Bobby Darin (‘As long as I’m singing’),
Esther Phillips (‘Let there be love’),
Dutch maestro of the button accordion, Johnny Meijer (‘I want to be happy’),
Billie Holiday (‘Mean to me’),
Cabaret sensation Marijke Boon, who parodies the ‘smartlap’ genre,
Edith Piaf on the blue skies of Paris, infatuated with the island of Saint-Louis but occasionally moody,
Miles Davis in his cool phase (‘The Surrey with the fringe on top’),
The Clark Sisters (‘I’ve got my love to keep me warm’),
Annette Hanshaw, known as ‘The Personality Girl’, who abruptly ended her magnificent career in the thirties.

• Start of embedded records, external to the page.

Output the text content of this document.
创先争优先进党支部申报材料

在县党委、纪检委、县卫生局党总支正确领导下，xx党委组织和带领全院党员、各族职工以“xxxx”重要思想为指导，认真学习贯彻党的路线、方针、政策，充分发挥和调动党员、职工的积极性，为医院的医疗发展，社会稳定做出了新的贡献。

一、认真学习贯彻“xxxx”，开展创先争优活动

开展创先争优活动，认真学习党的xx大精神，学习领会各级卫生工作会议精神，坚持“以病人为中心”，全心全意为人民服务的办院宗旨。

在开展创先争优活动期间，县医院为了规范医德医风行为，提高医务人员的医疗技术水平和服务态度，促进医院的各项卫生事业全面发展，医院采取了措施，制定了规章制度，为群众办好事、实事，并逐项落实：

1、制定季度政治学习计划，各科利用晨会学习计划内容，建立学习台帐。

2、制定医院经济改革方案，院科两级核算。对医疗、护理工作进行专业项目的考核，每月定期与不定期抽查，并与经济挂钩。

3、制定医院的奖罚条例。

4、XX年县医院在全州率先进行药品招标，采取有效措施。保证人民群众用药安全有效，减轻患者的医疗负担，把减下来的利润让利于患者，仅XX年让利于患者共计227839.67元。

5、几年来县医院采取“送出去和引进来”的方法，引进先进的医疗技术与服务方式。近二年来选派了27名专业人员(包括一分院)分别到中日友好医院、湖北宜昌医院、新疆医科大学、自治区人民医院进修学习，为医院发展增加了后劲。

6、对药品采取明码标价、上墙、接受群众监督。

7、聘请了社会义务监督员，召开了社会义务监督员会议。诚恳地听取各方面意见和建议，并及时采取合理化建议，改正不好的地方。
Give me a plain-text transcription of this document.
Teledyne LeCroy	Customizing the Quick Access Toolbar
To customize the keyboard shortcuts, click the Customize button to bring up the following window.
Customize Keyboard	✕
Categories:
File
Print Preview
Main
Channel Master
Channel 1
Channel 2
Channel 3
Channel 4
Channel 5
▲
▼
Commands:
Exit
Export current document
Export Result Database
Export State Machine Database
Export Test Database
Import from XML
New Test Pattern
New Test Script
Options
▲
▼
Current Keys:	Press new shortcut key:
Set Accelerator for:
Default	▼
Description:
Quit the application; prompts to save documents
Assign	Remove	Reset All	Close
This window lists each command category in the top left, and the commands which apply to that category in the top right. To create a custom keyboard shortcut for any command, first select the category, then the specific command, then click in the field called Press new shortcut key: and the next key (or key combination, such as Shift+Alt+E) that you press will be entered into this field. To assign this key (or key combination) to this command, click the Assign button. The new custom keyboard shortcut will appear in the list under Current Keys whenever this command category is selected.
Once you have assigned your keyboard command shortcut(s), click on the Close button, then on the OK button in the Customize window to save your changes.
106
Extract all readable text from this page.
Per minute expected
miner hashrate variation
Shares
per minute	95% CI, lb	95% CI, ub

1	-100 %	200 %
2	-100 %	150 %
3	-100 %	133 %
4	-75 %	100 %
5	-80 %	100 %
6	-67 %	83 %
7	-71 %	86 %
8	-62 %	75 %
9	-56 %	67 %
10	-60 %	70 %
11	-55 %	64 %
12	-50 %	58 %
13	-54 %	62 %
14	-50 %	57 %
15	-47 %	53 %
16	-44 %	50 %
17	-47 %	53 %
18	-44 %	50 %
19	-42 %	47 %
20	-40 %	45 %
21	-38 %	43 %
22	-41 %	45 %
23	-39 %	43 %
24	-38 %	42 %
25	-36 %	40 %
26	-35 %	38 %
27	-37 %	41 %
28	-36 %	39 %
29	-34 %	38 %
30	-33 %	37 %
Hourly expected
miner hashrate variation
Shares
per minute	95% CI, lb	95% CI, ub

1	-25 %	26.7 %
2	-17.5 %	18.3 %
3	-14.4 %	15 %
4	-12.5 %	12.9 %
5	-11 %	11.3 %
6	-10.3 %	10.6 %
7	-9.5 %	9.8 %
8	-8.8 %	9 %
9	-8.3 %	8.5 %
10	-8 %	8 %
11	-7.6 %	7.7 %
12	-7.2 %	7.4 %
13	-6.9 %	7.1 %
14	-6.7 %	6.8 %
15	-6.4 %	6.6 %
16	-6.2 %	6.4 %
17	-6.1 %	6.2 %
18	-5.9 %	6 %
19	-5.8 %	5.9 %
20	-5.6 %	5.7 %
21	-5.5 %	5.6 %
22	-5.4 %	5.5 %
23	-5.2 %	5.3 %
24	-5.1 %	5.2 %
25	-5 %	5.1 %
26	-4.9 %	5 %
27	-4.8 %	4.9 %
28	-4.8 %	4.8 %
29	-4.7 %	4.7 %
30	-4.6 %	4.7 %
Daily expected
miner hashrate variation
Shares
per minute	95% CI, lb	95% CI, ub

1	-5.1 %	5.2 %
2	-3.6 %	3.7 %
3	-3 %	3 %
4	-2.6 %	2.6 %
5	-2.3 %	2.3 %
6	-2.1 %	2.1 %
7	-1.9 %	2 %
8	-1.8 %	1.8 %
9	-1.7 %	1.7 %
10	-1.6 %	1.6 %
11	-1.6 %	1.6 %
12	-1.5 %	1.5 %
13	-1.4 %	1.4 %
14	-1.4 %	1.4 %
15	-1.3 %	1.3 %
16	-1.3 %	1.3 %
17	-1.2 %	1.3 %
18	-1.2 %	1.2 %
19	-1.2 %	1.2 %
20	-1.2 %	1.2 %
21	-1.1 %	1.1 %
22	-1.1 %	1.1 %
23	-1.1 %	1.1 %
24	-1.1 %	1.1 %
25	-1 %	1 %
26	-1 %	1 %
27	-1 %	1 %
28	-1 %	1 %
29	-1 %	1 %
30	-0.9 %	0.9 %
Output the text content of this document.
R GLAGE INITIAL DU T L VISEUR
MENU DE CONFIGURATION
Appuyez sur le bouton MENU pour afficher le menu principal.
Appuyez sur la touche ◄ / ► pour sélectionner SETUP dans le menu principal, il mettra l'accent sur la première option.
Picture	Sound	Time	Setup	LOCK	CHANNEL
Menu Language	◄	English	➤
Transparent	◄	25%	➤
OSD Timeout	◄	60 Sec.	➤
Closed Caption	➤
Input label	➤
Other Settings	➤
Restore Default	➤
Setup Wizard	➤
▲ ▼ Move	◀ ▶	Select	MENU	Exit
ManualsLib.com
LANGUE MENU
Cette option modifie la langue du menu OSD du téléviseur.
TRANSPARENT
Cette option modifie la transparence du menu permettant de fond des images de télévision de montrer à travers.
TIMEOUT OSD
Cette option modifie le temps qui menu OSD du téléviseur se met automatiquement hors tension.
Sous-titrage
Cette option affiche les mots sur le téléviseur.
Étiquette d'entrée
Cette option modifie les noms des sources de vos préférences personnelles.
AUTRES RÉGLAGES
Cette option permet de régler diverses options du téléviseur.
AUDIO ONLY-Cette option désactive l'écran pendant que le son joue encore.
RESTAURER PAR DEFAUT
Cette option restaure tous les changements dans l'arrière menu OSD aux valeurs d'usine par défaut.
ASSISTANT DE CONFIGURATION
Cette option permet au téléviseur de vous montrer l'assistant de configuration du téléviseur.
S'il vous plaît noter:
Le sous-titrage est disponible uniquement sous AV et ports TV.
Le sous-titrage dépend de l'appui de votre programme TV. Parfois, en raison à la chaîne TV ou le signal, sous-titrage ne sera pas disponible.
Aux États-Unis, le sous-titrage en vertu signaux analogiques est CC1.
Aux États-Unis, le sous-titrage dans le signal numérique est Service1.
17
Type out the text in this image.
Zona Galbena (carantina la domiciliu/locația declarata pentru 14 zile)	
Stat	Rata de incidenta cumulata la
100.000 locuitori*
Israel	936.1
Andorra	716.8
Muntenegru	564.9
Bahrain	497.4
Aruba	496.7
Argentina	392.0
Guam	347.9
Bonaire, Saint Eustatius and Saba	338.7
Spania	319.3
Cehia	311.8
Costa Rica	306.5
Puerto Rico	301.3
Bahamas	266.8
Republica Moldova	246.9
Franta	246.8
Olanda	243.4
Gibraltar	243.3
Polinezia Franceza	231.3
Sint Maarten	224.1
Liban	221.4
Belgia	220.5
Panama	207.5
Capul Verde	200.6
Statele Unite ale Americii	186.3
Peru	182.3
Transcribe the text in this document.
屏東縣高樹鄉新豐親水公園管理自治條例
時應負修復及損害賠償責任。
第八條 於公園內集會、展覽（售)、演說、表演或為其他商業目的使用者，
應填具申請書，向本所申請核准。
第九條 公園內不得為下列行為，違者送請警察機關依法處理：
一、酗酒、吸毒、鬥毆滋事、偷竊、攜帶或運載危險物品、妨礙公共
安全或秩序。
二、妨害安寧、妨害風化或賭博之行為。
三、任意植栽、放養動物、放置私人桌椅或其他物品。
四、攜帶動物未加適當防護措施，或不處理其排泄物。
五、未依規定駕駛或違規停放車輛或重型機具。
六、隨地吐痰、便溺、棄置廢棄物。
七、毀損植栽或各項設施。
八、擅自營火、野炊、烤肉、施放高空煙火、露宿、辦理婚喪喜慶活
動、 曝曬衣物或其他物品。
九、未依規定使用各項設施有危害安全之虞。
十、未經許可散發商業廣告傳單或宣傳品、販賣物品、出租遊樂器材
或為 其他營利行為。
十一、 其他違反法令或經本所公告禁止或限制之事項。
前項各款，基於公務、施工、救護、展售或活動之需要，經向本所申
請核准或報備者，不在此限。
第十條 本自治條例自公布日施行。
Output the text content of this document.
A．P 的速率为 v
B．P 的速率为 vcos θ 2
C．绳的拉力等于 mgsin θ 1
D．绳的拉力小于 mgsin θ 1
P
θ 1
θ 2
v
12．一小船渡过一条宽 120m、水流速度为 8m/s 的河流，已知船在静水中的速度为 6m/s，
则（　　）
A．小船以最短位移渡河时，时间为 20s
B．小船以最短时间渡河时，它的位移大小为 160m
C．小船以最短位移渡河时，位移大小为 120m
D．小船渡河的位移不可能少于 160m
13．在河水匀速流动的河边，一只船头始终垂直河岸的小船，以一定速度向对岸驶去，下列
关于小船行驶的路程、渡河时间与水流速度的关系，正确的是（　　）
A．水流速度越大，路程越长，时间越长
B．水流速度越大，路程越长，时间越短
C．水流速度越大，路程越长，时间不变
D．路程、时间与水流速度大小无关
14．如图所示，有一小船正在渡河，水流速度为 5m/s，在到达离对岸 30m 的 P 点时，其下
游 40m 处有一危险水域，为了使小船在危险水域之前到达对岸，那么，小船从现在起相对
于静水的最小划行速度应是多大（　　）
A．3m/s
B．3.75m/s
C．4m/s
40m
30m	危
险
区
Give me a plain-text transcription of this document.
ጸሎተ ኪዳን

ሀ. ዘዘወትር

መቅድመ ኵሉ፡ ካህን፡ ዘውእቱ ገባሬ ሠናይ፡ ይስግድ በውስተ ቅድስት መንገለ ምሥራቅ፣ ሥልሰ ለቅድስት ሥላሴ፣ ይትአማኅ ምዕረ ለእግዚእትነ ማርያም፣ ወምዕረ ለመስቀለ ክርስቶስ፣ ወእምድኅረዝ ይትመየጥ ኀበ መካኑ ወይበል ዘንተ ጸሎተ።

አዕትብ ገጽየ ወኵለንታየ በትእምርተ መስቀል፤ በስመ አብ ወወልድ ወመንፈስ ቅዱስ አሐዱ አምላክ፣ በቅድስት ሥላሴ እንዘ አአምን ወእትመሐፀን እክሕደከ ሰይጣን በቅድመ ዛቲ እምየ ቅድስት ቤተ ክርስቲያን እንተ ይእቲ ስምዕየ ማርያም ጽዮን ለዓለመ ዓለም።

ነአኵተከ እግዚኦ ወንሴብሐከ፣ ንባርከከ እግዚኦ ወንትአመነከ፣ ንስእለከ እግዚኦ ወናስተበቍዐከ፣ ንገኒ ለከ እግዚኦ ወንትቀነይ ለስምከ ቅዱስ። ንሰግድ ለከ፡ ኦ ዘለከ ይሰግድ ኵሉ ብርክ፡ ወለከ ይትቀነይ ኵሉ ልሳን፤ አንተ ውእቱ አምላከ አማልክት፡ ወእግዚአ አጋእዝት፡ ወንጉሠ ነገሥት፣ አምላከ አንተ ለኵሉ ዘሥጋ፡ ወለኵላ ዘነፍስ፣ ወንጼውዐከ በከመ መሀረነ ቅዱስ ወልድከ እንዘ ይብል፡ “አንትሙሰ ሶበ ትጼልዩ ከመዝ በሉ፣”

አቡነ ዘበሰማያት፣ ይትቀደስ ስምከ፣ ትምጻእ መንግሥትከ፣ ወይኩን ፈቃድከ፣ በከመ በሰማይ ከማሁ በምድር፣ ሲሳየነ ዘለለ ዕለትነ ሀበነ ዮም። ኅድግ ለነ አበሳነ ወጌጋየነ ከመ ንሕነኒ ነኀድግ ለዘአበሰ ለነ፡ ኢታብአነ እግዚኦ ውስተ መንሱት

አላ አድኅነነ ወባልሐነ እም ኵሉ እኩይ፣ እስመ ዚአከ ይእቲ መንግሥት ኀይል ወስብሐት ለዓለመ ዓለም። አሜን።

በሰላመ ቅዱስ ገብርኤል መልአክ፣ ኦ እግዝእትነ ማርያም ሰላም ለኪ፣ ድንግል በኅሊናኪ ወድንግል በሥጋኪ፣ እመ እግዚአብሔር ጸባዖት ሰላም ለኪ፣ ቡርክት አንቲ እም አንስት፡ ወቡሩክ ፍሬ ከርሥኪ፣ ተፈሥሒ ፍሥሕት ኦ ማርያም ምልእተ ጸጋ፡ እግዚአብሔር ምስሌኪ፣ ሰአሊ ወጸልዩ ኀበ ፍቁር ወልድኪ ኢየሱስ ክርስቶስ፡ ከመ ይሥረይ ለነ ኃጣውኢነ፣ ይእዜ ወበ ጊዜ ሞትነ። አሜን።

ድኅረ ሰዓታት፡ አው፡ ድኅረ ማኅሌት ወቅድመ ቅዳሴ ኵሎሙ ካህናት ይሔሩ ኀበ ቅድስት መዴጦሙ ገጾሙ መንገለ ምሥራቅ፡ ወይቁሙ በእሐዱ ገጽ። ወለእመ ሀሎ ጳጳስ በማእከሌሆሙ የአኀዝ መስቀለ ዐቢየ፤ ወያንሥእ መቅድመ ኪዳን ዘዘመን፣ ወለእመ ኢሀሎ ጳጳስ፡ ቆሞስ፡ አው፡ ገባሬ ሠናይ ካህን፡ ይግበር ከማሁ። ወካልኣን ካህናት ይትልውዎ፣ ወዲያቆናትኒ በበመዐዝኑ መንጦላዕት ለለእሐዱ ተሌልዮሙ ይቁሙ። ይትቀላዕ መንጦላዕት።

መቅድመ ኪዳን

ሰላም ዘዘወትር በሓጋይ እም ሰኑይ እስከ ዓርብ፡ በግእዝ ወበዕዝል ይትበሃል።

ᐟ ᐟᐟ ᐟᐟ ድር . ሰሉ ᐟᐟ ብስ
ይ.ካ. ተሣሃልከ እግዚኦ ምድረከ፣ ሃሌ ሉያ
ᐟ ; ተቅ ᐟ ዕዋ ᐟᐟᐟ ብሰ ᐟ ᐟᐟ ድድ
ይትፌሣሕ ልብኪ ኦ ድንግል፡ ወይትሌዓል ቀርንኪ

Hanshaw’s beautiful song (‘If I had a talking picture of you’) and as she often did, concluding with a ‘That’s all!’,
From the Wild West: The Sons of the Pioneers (‘Blue Prairie’) and the Pee Wee King (‘Western Limited’),
‘Breda-Amster hybrid’ Joop van der Marel (‘Waar is m’n hoed, waar is m’n jas?’),
Cannonball Adderley & Bill Evans (‘Waltz for Debby),
Gianmaria Testa, railroad stationmaster turned singer often likened to Paolo Conte,
Patsy Cline (‘Fingerprints’),
And extraverted pianist Marta David and her spouse.